When it comes to health and infections, the United States has a big problem besides ending the COVID-19 pandemic. That problem is STDs, particularly gonorrhea, syphilis, and chlamydia. A new report from the U.S. Centers for Disease Control and Prevention ranked all 50 states by how common different venereal, or sexually transmitted diseases are, among state populations. Florida ranked No. 10 for syphilis. [Source: WFLA]

ALSO AROUND FLORIDA:

› American Rescue Plan program gives over $1M to Panhandle health care providers
The Department of Agriculture (USDA) announced Wednesday that two health care providers in the Panhandle will be receiving a combined $1.14 million in grants from a program funded through the American Rescue Plan. The Community Facilities Emergency Rural Health Care Grants program is allocating $43 million to health care providers across the country as part of its rollout, impacting an estimated 2.2 million Americans.

› Health care firm pushes the boundaries on technology in the industry
After spending years in the health care industry as a general practitioner, Dr. Monica Bolbjerg saw the opportunity for technological advancement and capitalized on it. “I clearly saw a need to optimize workflows for a practice and how I could empower my patients,” she says. In 2015, Bolbjerg’s Bradenton-based company Qure4u was introduced to the medical practice industry through its MyCarePlan virtual care platform.
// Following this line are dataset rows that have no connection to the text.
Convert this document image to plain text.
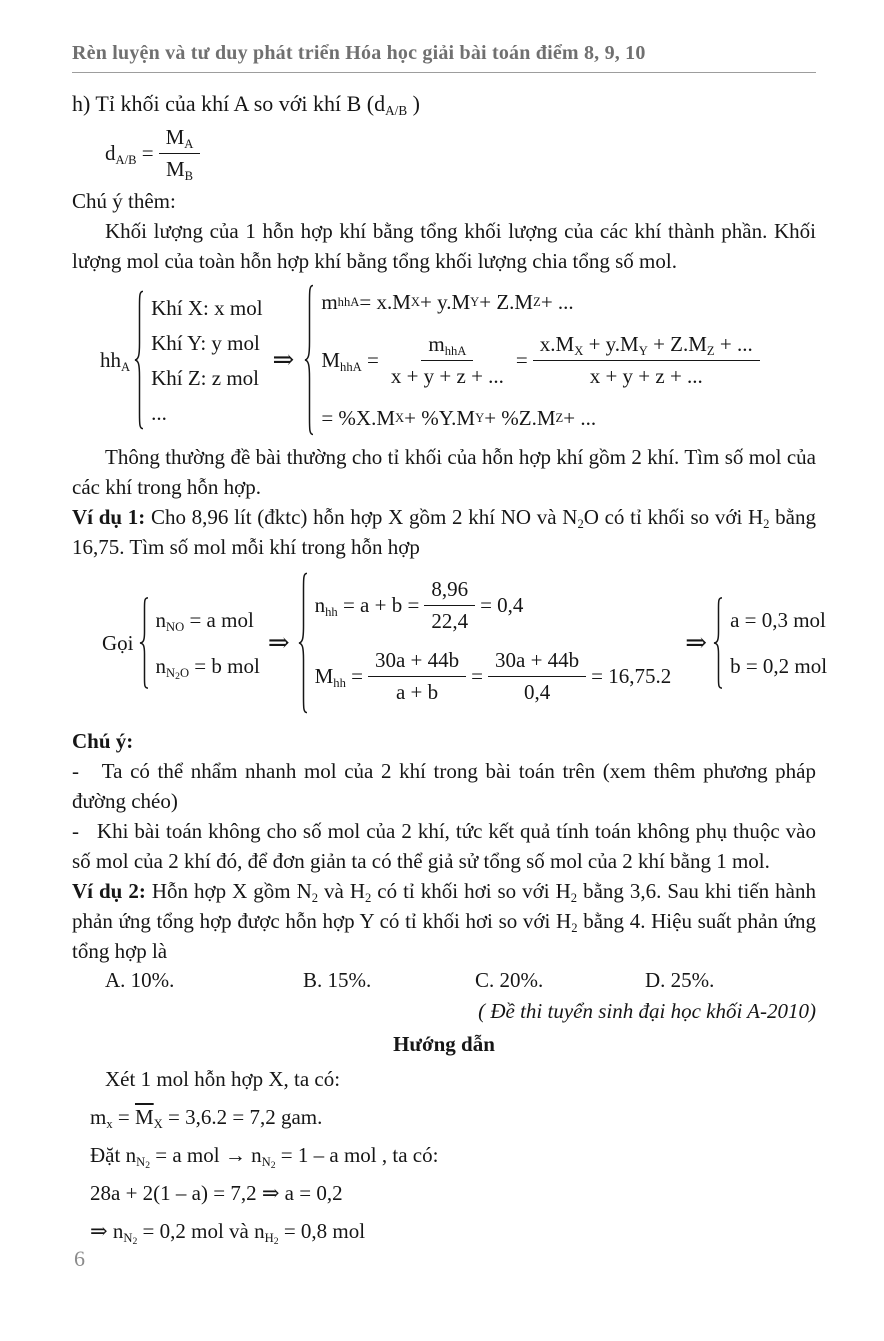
Rèn luyện và tư duy phát triển Hóa học giải bài toán điểm 8, 9, 10

h) Tỉ khối của khí A so với khí B ($d_{A/B}$ )

$d_{A/B} = \frac{M_A}{M_B}$

Chú ý thêm:

Khối lượng của 1 hỗn hợp khí bằng tổng khối lượng của các khí thành phần. Khối lượng mol của toàn hỗn hợp khí bằng tổng khối lượng chia tổng số mol.

$hh_A$
Khí X: x mol
Khí Y: y mol
Khí Z: z mol
...
⇒
m hhA = x.M X + y.M Y + Z.M Z + ...
$M_{hhA} = \frac{m_{hhA}}{x + y + z + ...} = \frac{x.M_X + y.M_Y + Z.M_Z + ...}{x + y + z + ...}$
= %X.M X + %Y.M Y + %Z.M Z + ...

Thông thường đề bài thường cho tỉ khối của hỗn hợp khí gồm 2 khí. Tìm số mol của các khí trong hỗn hợp.

Ví dụ 1: Cho 8,96 lít (đktc) hỗn hợp X gồm 2 khí NO và $N_2O$ có tỉ khối so với $H_2$ bằng 16,75. Tìm số mol mỗi khí trong hỗn hợp

Gọi
$n_{NO} = a$ mol
$n_{N2O} = b$ mol
⇒
$n_{hh} = a + b = \frac{8,96}{22,4} = 0,4$
$M_{hh} = \frac{30a + 44b}{a + b} = \frac{30a + 44b}{0,4} = 16,75.2$
⇒
a = 0,3 mol
b = 0,2 mol

Chú ý:

-   Ta có thể nhẩm nhanh mol của 2 khí trong bài toán trên (xem thêm phương pháp đường chéo)

-   Khi bài toán không cho số mol của 2 khí, tức kết quả tính toán không phụ thuộc vào số mol của 2 khí đó, để đơn giản ta có thể giả sử tổng số mol của 2 khí bằng 1 mol.

Ví dụ 2: Hỗn hợp X gồm $N_2$ và $H_2$ có tỉ khối hơi so với $H_2$ bằng 3,6. Sau khi tiến hành phản ứng tổng hợp được hỗn hợp Y có tỉ khối hơi so với $H_2$ bằng 4. Hiệu suất phản ứng tổng hợp là

A. 10%.	B. 15%.	C. 20%.	D. 25%.
( Đề thi tuyển sinh đại học khối A-2010)
Hướng dẫn
Xét 1 mol hỗn hợp X, ta có:
$m_x = \overline{M}_X = 3,6.2 = 7,2$ gam.
Đặt $n_{N2} = a$ mol → $n_{N2} = 1 - a$ mol , ta có:
28a + 2(1 – a) = 7,2 ⇒ a = 0,2
⇒ $n_{N2} = 0,2$ mol và $n_{H2} = 0,8$ mol
6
› Florida Poly researcher creating VR tool to help doctors in the OR
A Florida Polytechnic University researcher is creating a virtual reality tool to help doctors and physicians in training. Doga Demirel, assistant chair of the university's computer science department, is working with several universities to create VORTeX, which stands for virtual operating room team experience. University of Central Arkansas, Rensselaer Polytechnic Institute and Harvard Medical School's teaching hospital, Beth Israel Deaconess Medical Center, are all participating.

› 'Politicians are recklessly and inappropriately meddling': Florida doctors react to abortion ban
In a response to a new state law which will ban abortion after 15 weeks, Florida physicians are speaking out. Gov. Ron DeSantis signed the bill, HB 5, into law Thursday morning. The legislation bans abortion if a doctor finds the gestational age of a fetus is more than 15 weeks. Previously, Florida law banned abortions after 24 weeks. The only exceptions to the ban include if the mother is at risk of death, or "irreversible physical impairment," or if the fetus has a fetal abnormality.